Regtech companies that provide due diligence and compliance solutions for screening are valuable resources for companies seeking to enhance their third-party due diligence processes. These companies offer specialized tools and technologies designed to streamline due diligence, improve compliance, and mitigate risks associated with third-party relationships.

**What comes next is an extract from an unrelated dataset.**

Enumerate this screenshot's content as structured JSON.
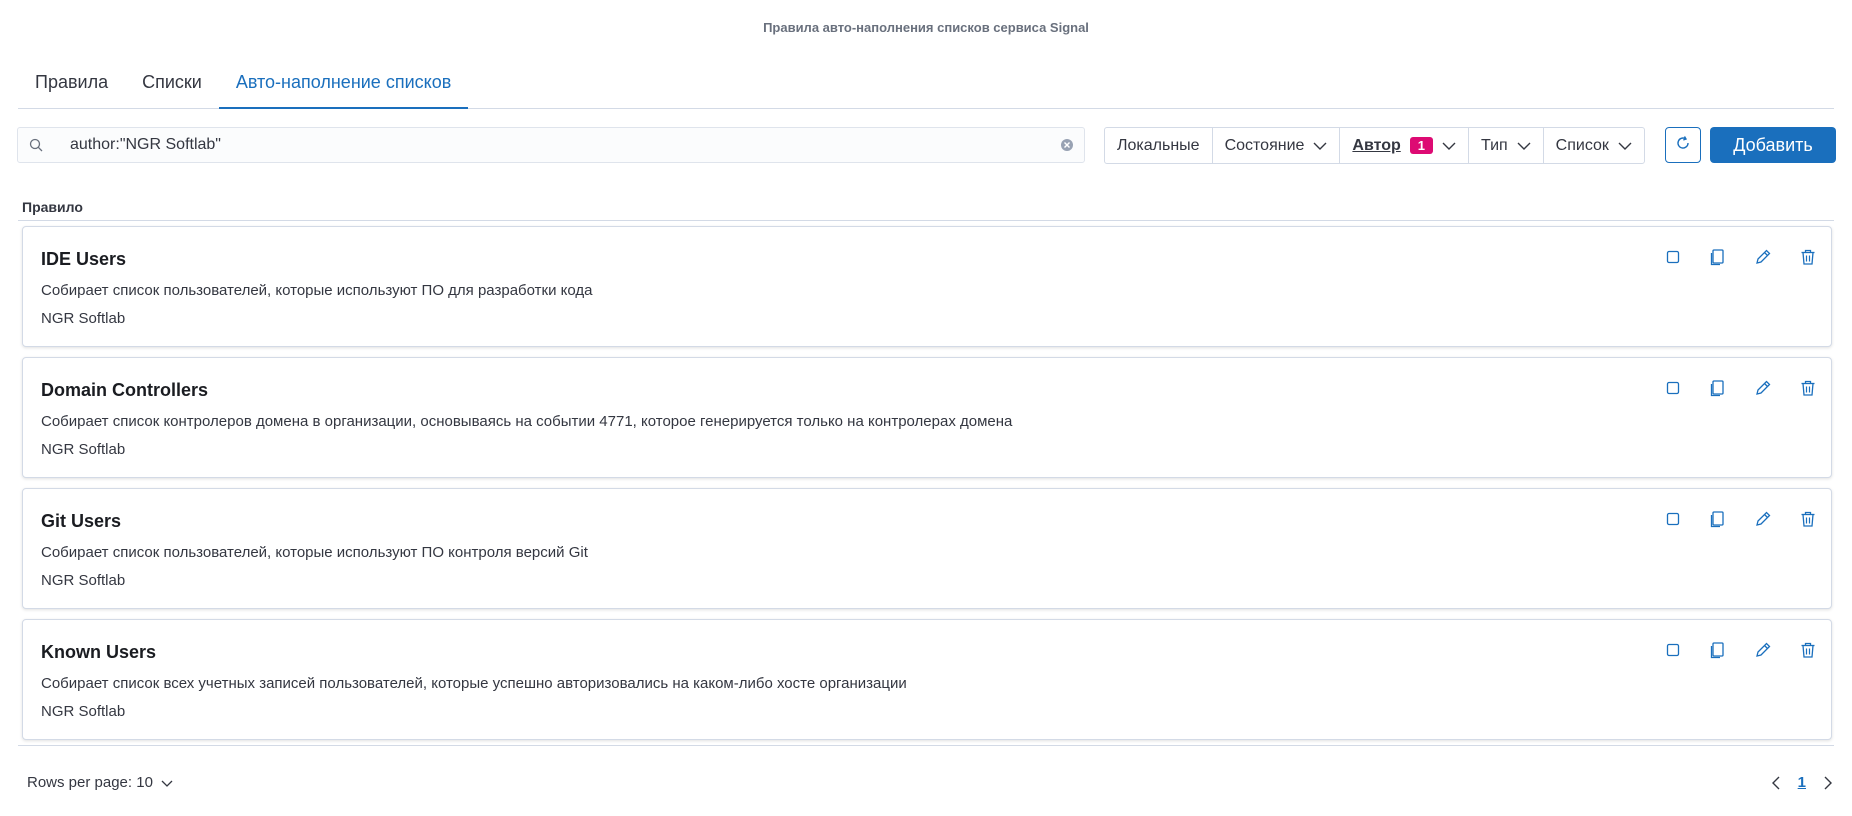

Zigram’s Comprehensive Due Diligence Reports for Mitigating Risks in the Supply Chains
Zigram’s Due diligence report solution offers deep, contextual and use case specific research to mitigate risks and fulfil regulatory requirements. Its features include-
- Multiple variants and types of reports
- Extensive coverage – 2,700+ watchlists and 7 Billion+ articles
- Specialist research and background check teams
- Technology enabled TAT and scale
In conclusion, the pharmaceutical industry's immense economic significance underscores the critical importance of robust supply chain management practices. With complex global supply chains come various risks, including regulatory fines and reputational damage. To address these challenges effectively, prioritizing third-party due diligence is essential. By thoroughly vetting suppliers, leveraging technology-driven solutions, and fostering collaborative initiatives, pharmaceutical companies can mitigate risks, ensure regulatory compliance, and uphold ethical standards throughout their supply chains. Additionally, partnering with reputable suppliers and embracing emerging technologies like blockchain and AI can further enhance due diligence efforts. Regtech companies specializing in due diligence and compliance solutions offer valuable resources to streamline processes and mitigate risks associated with third-party relationships. By investing in comprehensive due diligence practices, pharmaceutical companies can strengthen their competitive position, safeguard their reputation, and contribute to the well-being of society while ensuring the integrity and resilience of their supply chains.